Russia’s recent announcement that it will back the referendums of four regions in Ukraine to join Russia, which came together with a mobilization plan, suggests that there is no end in sight to this conflict. Russia is digging in for a long conflict, announcing a boost to manpower, together with a call on its military industry to ramp up production. Massive, open-ended military hardware and financial support for Ukraine, as well as other forms of support, will keep it fighting for the foreseeable future. The EU-Russia economic rupture will thus continue unabated, with economic consequences being felt accordingly.
The current energy crisis, centering around a lack of adequate natural gas supplies will most likely be amplified once the Russian oil import ban will go into effect in just two months. That will be followed by a ban on Russian refined product imports in February. There is a chance that this move will lead to a regional liquid fuels crisis, that will come on top of the current natural gas crisis that the EU is facing, as some countries, including the US, might limit by law the volume of refined products such as diesel that it exports, in order to protect its own consumers.
VGK is down almost 30% YTD as I write this, and it may therefore make it on the radar of investors as an enticing investment opportunity. I would caution against seeing it this way, given that the EU’s economic woes are just starting to emerge. Aside from recent economic growth downgrades, and worsening macro indicators, we are also seeing potential systemic risks emerging, with a liquidity squeeze potentially totaling 1.5 trillion euros in its energy markets. Looking forward, there are no prospects for improvement, while the ECB is increasingly being squeezed between a surging inflationary crisis, a plunging euro currency, and the need to continue providing support to certain national sovereign debt markets that find themselves entering this crisis with massive debt loads that need to be rolled over at an interest rate that will not create an interest payment explosion crisis. Then, there is also the plunging EU economy that needs support.
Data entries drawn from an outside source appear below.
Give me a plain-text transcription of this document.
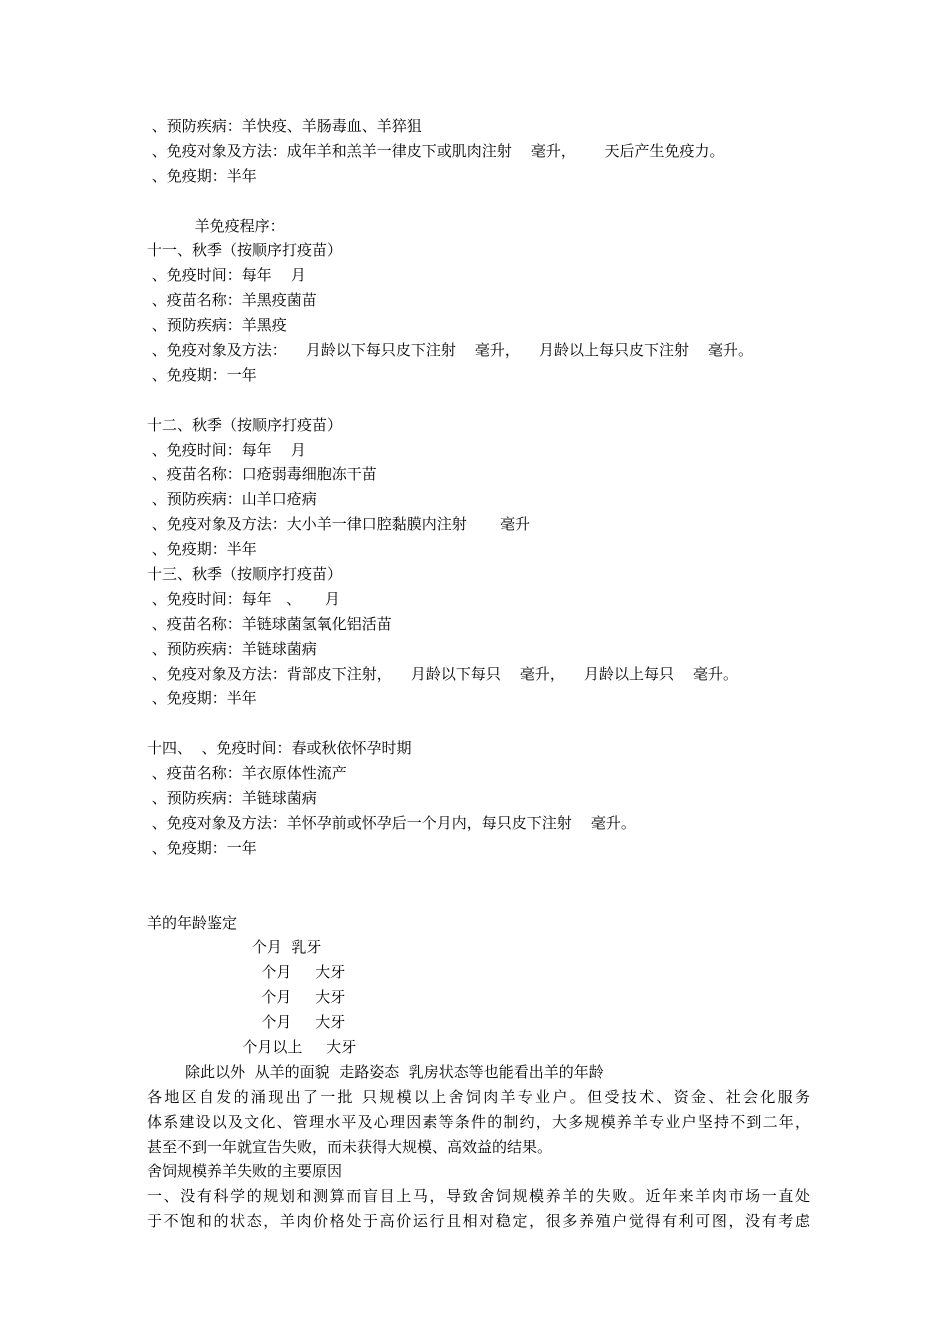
、预防疾病：羊快疫、羊肠毒血、羊猝狙
、免疫对象及方法：成年羊和羔羊一律皮下或肌肉注射    毫升，      天后产生免疫力。
、免疫期：半年
羊免疫程序：
十一、秋季（按顺序打疫苗）
、免疫时间：每年    月
、疫苗名称：羊黑疫菌苗
、预防疾病：羊黑疫
、免疫对象及方法：    月龄以下每只皮下注射    毫升，    月龄以上每只皮下注射    毫升。
、免疫期：一年
十二、秋季（按顺序打疫苗）
、免疫时间：每年    月
、疫苗名称：口疮弱毒细胞冻干苗
、预防疾病：山羊口疮病
、免疫对象及方法：大小羊一律口腔黏膜内注射       毫升
、免疫期：半年
十三、秋季（按顺序打疫苗）
、免疫时间：每年   、     月
、疫苗名称：羊链球菌氢氧化铝活苗
、预防疾病：羊链球菌病
、免疫对象及方法：背部皮下注射，    月龄以下每只    毫升，    月龄以上每只    毫升。
、免疫期：半年
十四、  、免疫时间：春或秋依怀孕时期
、疫苗名称：羊衣原体性流产
、预防疾病：羊链球菌病
、免疫对象及方法：羊怀孕前或怀孕后一个月内，每只皮下注射    毫升。
、免疫期：一年
羊的年龄鉴定
个月  乳牙
个月     大牙
个月     大牙
个月     大牙
个月以上     大牙
除此以外  从羊的面貌  走路姿态  乳房状态等也能看出羊的年龄
各地区自发的涌现出了一批 只规模以上舍饲肉羊专业户。但受技术、资金、社会化服务
体系建设以及文化、管理水平及心理因素等条件的制约，大多规模养羊专业户坚持不到二年，
甚至不到一年就宣告失败，而未获得大规模、高效益的结果。
舍饲规模养羊失败的主要原因
一、没有科学的规划和测算而盲目上马，导致舍饲规模养羊的失败。近年来羊肉市场一直处
于不饱和的状态，羊肉价格处于高价运行且相对稳定，很多养殖户觉得有利可图，没有考虑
The EU is entering a long and deep economic emergency, meaning that this is not the time for broadly diversified exposure to the region, which is what VGK offers. There are potential opportunities for some stock picking. I personally like the prospects of green hydrogen startup Fusion Fuel (HTOO), as I pointed out in a recent article. On the other hand, I recently sold my last remaining BASF (OTCQX:BASFY) shares from my portfolio. I will consider taking a second look at it perhaps much later on when there will be some glimmers of light at the end of the very dark tunnel that the EU economy is now just entering. Perhaps I will also take a second look at VGK then, but right now there is no point, because this is just the beginning of the EU economic crisis, and there is no telling just how bad it will get.